Academic Exchange

Oct 24, 2023
Academic Exchange

【Master Forum】From bedside to bench and back, my career as a physician scientist

Date
Tuesday Oct 24, 2023 10:45 - 11:45
Location
Room W201, West Wing, Administration Building
Language
English

Topic: From bedside to bench and back, my career as a physician scientist

Speaker: Prof. Brian Kobilka

Date: Tuesday, Oct 24, 2023

Time: 10:45 a.m.-11:45 a.m.

Venue: Room W201, West Wing, Administration Building

Language: English

Abstract: 

I will talk about my path to a career as a physician scientist. My initial goal was to become a physician, probably due to the fact that I grew up in a small town where physicians were held in high regard. During my undergraduate education at the University of Minnesota, Duluth and medical training at Yale I became interested in research. Following my residency in internal medicine, I had the opportunity to get involved in research on a family of proteins known as G protein coupled receptors (GPCRs) at Duke University. GPCRs conduct the majority of cellular responses to hormones and neurotransmitters including adrenaline, dopamine and serotonin, and are therefore the largest group of pharmaceutical targets for a broad spectrum of diseases.  This experience at Duke led to a faculty position at Stanford University where I established a research program to understand how GPCRs work at the molecular level.

Speaker Profile:

Brian Kobilka received Bachelor of Science Degrees in Biology and Chemistry from the University of Minnesota, Duluth in 1977. He graduated from Yale University School of Medicine in 1981, and completed residency training in Internal Medicine at the Barnes Hospital, Washington University School of Medicine, St. Louis, Missouri in 1984. From 1984-1989 he was a postdoctoral fellow in the laboratory of Robert Lefkowitz at Duke University.

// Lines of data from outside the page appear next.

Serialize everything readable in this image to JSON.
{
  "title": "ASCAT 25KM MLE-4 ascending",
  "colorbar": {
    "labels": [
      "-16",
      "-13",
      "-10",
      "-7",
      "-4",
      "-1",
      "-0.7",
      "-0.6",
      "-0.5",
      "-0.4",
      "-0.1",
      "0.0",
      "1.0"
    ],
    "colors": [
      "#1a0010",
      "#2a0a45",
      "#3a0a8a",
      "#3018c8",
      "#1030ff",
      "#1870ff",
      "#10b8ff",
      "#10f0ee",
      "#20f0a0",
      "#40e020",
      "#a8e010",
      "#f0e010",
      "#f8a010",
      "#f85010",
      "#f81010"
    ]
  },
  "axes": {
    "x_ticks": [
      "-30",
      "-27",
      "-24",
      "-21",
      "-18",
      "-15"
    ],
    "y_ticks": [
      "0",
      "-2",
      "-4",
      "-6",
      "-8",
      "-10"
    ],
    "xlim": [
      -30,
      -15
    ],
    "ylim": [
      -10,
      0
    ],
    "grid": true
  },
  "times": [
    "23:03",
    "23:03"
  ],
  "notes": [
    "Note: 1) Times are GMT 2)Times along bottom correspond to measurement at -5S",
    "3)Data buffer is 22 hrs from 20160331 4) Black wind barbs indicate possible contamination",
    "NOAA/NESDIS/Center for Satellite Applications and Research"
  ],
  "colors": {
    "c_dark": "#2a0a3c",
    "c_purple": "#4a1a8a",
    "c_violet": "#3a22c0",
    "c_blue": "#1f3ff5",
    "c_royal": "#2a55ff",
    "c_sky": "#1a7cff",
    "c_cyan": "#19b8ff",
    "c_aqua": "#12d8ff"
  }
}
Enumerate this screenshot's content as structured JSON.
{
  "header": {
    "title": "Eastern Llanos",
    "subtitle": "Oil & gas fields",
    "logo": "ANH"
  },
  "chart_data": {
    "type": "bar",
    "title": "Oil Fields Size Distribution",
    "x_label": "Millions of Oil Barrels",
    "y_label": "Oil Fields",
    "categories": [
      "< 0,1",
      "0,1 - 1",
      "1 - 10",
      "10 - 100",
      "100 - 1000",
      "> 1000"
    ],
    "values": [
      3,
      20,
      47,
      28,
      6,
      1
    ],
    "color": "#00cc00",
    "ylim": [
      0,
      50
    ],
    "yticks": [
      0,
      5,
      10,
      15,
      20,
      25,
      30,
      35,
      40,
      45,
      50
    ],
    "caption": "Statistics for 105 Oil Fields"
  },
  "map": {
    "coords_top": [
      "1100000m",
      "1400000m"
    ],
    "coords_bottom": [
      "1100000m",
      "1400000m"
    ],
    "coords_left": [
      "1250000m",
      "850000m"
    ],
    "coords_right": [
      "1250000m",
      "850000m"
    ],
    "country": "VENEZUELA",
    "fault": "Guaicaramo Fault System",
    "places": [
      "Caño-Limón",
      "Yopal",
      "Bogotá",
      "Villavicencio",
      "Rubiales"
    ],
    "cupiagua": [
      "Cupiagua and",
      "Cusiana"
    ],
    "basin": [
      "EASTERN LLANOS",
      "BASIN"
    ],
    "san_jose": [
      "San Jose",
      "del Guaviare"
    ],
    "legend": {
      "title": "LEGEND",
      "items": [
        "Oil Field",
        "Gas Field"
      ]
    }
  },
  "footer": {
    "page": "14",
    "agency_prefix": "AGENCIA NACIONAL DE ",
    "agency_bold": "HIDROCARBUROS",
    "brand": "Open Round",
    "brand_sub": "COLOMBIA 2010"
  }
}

While in the Lefkowitz lab, he and his colleagues cloned the gene that encodes the receptor for the hormone adrenaline. They found that the receptor was similar to rhodopsin, the light-sensing receptor. It was later discovered that there is an entire family of receptors that look and act in similar ways. These receptors are known as G protein-coupled receptors (GPCRs); they are responsible for the body’s response to the majority of hormones and neurotransmitters.

In 1989 he joined the faculty of Medicine and Molecular and Cellular Physiology at Stanford University. Research in the Kobilka lab focuses on the structure and mechanism of action of GPCRs. They apply a spectrum of biochemical, biophysical and structural approaches to understand GPCR signaling at the molecular level. He is a member of the National Academy of Sciences, the National Academy of Medicine, and the American Academy of Arts and Sciences. In 2012, Brian Kobilka was awarded the Nobel Prize in Chemistry, along with Robert Lefkowitz, for his work in determining the structure of a GPCR in inactive and G protein-coupled states.